Несколько дней я жил словно во сне. Естественно, я работал, но все, что ложилось на бумагу, казалось мне вялым и пресным, как трава. Потом я бросил работу и принялся читать. Но и это не помогало. Наконец воскресным днем я завел машину и осторожно спустился вниз по узкой проселочной дороге. Выбравшись на шоссе, я свернул налево по направлению к санаторию, хотя как будто и не думал туда ехать. Чем быстрее сокращалось расстояние, тем сильнее росла в душе тревога, и я чувствовал, как у меня начинают дрожать колени. Но несмотря на это, я все прибавлял скорость; машина неслась по шоссе на своих лысых, стершихся шинах. Вскоре я увидел место, где едва не произошла катастрофа, но не остановился. Я просто сгорал от какого-то внутреннего нетерпения.

Даже не помню, как добрался я наконец до санатория. Постучал в белую дверь кабинета доктора Веселинова и вошел, не ожидая приглашения. Врач сидел на своем обычном месте, разглядывая рентгеновские снимки. Он посмотрел на меня, на лице его было написано изумление:

— Это просто невероятно! — сказал он вдруг осипшим голосом.
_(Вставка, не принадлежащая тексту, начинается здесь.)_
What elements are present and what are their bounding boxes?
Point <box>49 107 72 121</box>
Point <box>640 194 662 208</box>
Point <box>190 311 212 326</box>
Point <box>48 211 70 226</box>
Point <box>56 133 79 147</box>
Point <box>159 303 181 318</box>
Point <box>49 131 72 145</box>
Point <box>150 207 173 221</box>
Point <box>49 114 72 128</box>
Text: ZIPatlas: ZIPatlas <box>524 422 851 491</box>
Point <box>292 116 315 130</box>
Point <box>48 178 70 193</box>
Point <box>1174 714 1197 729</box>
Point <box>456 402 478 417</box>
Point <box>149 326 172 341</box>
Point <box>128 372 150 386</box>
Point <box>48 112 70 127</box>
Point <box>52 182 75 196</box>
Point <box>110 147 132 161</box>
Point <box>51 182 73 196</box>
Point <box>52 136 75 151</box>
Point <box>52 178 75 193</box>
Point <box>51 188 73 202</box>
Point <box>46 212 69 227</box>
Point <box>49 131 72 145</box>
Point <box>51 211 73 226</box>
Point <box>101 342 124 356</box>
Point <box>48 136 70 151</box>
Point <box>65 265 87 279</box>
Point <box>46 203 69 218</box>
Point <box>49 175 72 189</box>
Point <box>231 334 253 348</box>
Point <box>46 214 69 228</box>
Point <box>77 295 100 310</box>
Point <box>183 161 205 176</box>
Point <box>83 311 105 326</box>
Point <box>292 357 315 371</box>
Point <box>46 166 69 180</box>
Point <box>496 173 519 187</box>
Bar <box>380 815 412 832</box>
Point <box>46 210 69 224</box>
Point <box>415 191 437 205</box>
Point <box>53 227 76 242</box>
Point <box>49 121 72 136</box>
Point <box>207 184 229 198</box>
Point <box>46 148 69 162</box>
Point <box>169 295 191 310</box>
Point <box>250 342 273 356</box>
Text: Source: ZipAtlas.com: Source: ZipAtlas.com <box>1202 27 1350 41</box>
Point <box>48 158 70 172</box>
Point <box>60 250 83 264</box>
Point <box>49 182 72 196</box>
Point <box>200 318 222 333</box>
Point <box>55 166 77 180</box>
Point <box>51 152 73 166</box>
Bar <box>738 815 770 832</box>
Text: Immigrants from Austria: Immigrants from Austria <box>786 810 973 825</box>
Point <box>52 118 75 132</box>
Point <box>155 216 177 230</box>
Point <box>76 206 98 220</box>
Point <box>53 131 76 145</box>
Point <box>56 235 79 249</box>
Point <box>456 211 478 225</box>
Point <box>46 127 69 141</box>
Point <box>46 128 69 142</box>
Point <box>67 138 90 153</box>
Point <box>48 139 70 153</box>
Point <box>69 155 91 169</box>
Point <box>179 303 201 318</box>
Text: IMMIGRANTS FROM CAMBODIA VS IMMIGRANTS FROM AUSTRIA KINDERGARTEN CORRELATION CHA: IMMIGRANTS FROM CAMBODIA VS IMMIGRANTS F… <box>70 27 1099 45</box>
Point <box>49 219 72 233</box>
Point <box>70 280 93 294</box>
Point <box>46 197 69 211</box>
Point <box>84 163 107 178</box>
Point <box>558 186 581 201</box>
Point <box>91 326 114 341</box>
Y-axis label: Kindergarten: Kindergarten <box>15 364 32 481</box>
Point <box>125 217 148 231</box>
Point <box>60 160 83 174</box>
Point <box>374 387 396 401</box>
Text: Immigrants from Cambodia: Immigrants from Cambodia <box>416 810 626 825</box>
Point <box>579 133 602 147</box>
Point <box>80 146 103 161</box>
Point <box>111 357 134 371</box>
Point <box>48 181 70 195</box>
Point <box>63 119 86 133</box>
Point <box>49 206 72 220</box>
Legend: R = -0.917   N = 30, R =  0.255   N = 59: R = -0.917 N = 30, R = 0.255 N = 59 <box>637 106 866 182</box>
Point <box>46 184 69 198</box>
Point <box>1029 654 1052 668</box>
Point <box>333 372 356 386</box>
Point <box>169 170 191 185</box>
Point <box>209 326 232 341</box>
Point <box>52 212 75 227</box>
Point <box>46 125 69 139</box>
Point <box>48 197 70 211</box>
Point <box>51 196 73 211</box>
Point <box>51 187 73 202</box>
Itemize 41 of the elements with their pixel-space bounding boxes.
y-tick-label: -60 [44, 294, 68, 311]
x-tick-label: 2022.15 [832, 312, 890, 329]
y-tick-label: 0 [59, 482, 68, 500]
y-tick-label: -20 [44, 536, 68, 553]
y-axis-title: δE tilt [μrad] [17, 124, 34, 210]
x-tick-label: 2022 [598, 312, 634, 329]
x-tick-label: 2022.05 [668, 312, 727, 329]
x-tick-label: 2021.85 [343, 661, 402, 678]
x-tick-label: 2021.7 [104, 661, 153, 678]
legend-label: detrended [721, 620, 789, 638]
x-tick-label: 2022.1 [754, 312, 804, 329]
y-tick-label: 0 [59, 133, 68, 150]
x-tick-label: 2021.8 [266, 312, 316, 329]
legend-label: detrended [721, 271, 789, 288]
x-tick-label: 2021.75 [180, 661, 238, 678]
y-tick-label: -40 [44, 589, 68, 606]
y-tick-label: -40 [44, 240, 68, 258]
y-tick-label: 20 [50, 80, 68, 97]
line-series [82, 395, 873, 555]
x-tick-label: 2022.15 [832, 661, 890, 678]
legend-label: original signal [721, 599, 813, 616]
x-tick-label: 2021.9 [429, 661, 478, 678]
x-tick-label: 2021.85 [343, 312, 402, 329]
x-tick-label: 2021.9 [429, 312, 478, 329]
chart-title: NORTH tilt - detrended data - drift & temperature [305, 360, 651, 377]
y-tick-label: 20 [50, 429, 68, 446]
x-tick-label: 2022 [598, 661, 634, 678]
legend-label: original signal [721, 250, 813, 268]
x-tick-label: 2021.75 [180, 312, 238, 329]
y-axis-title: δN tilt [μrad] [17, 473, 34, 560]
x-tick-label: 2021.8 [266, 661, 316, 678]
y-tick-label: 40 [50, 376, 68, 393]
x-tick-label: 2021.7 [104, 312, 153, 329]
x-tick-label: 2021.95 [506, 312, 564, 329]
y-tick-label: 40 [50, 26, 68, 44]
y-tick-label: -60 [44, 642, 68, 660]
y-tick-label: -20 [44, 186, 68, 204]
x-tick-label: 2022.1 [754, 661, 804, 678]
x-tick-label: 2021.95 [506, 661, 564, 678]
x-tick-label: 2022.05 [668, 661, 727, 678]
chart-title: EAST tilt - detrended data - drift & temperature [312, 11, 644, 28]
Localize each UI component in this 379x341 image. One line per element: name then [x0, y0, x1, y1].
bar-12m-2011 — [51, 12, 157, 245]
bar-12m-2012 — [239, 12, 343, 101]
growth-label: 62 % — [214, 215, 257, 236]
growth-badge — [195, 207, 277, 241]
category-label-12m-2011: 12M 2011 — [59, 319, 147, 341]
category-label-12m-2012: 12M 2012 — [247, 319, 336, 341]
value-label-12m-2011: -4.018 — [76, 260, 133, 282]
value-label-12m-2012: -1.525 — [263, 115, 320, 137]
Я почувствовал, как огромное облегчение, словно чужая горячая кровь, растеклось по моим жилам.

— Невероятно? А что именно?

— Ваш друг выздоровел.

— Как это выздоровел? — Я лицемерно изобразил удивление.

— А вот так. По-настоящему, абсолютно выздоровел. Вот его снимки — словно бы он никогда и не болел. Его легкие полностью обновились.

Я не стал смотреть снимки, мне незачем было их смотреть.

— Не может быть! — сказал я. — Наверно, просто перепутали снимки.

— Как то есть «не может быть»? — ответил он раздраженно. — Это факт! Перед вами уже вторые снимки, все было сделано под моим личным контролем.

Я счел благоразумным промолчать. Во взгляде доктора по-прежнему сквозило недоумение, он глуповато хлопал выгоревшими ресницами.

— Я сделаю завтра научное сообщение! — воскликнул он. — Мои коллеги будут потрясены!

— Не стоит делать никакого сообщения, — усмехнулся я.